Manifestation 31 mai 2011 - SCEP National Québec

Des centaines de travailleurs actifs et retraités de l’industrie des pâtes et papiers, membres et anciens membres du Syndicat canadien des communications, de l’énergie et du papier (SCEP-FTQ) ont manifesté, le 31 mai 2011, devant l’Assemblée nationale pour demander l’adoption du projet de loi 11.

Rappelons que ce projet permettra de finaliser une entente intervenue entre le SCEP-FTQ, Abitibi Bowater et le gouvernement du Québec pour la sauvegarde des régimes de retraite de milliers de personnes et le maintien de milliers d’emplois. Ces nouvelles mesures pourront aussi s’appliquer à d’autres entreprises dans ce secteur, mais à certaines conditions précises.

Faisant suite à la comparution des représentants du SCEP-FTQ, la semaine dernière, en commission parlementaire, les retraités et les travailleurs ont tenu à témoigner à leur tour et en personne, de leur appui au projet de loi. « L’incertitude qui plane sur le sort que l’on réserve à ce projet est inquiétante. Il faut bien comprendre que ces mesures législatives sont absolument nécessaires à la mise en oeuvre d’une entente déjà négociée et approuvée par les milliers de personnes concernées. Nous nous devons de respecter notre engagement. Il n’est plus temps de négocier ou de revenir en arrière », a expliqué Renaud Gagné, vice-président du SCEP-Québec.

Précisons que les mesures prévues s’appliqueront à toutes les compagnies dans le secteur des pâtes et papiers qui connaissent des difficultés avec l’insolvabilité des régimes de retraite. Ainsi, elles pourront, à certaines conditions, se prévaloir d’allégements financiers en étalant plus longuement les sommes dues aux régimes notamment. Le but est de favoriser le maintien des régimes de retraite et d’éviter les cas de faillite et la liquidation des régimes. Dans le cas d’AbitibiBowater uniquement, on parlait de milliers d’emplois et de la perte de 25 % de la rente de près de 9 000 retraités et encore plus pour les travailleurs actifs.

Pour le SCEP, il faut absolument que le cadre législatif permette de contrer des cas comme celui de Papiers Fraser qui a malheureusement mis en lumière les effets dévastateurs d’une terminaison de régime de retraite. Dans ce dossier, non seulement les retraités ont perdu 35 % de leurs revenus de retraite, mais les participants actifs ont également perdu énormément. Ceux de 55 ans et plus, à hauteur de 40 % et ceux de moins de 55 ans, jusqu’à environ 70 % de ce à quoi ils s’attendaient pour leur retraite.

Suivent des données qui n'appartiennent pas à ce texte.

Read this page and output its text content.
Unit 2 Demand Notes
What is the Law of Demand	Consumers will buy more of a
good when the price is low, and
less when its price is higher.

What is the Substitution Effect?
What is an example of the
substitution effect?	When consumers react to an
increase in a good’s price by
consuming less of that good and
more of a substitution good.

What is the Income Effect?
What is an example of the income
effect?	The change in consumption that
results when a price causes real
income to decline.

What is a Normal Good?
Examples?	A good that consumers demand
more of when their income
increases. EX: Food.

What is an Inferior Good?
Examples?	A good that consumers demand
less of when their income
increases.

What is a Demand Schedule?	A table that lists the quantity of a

C’est dans ce contexte que le syndicat, AbitibiBowater et la Régie des rentes ont pu s’entendre pour trouver des aménagements qui ont permis d’éviter la faillite de la compagnie et le projet de loi 11 contient justement une partie de ces mesures.

Il faut souligner que des efforts importants ont été consentis par les milliers de travailleurs actifs dans les usines AbitibiBowater du Québec, de l’Ontario et des Maritimes alors qu’ils ont accepté d’importantes réductions salariales. Le projet bénéficie aussi de l’appui de plusieurs associations de retraités des usines AbitibiBowater et WhiteBirch dont notamment de Laurentides, de la défunte Belgo, de Wayagamack, de Beaupré, de Baie-Comeau, de Gatineau et d’Amos ainsi que Stadacona ( y incluant les travailleurs actifs) et Masson en Outaouais. « Dans le seul cas de WhiteBirch qui est sous la protection de la Loi sur les arrangements avec les créanciers des compagnies (LACC), nous sommes extrêmement inquiets d’un scénario où le projet de loi 11 ne serait pas adopté. L’acheteur potentiel nous a en effet déjà annoncé son intention de mettre fin au régime actuel. Or, les mesures prévues par le projet de loi nous permettraient de trouver une autre solution », a expliqué M. Gagné.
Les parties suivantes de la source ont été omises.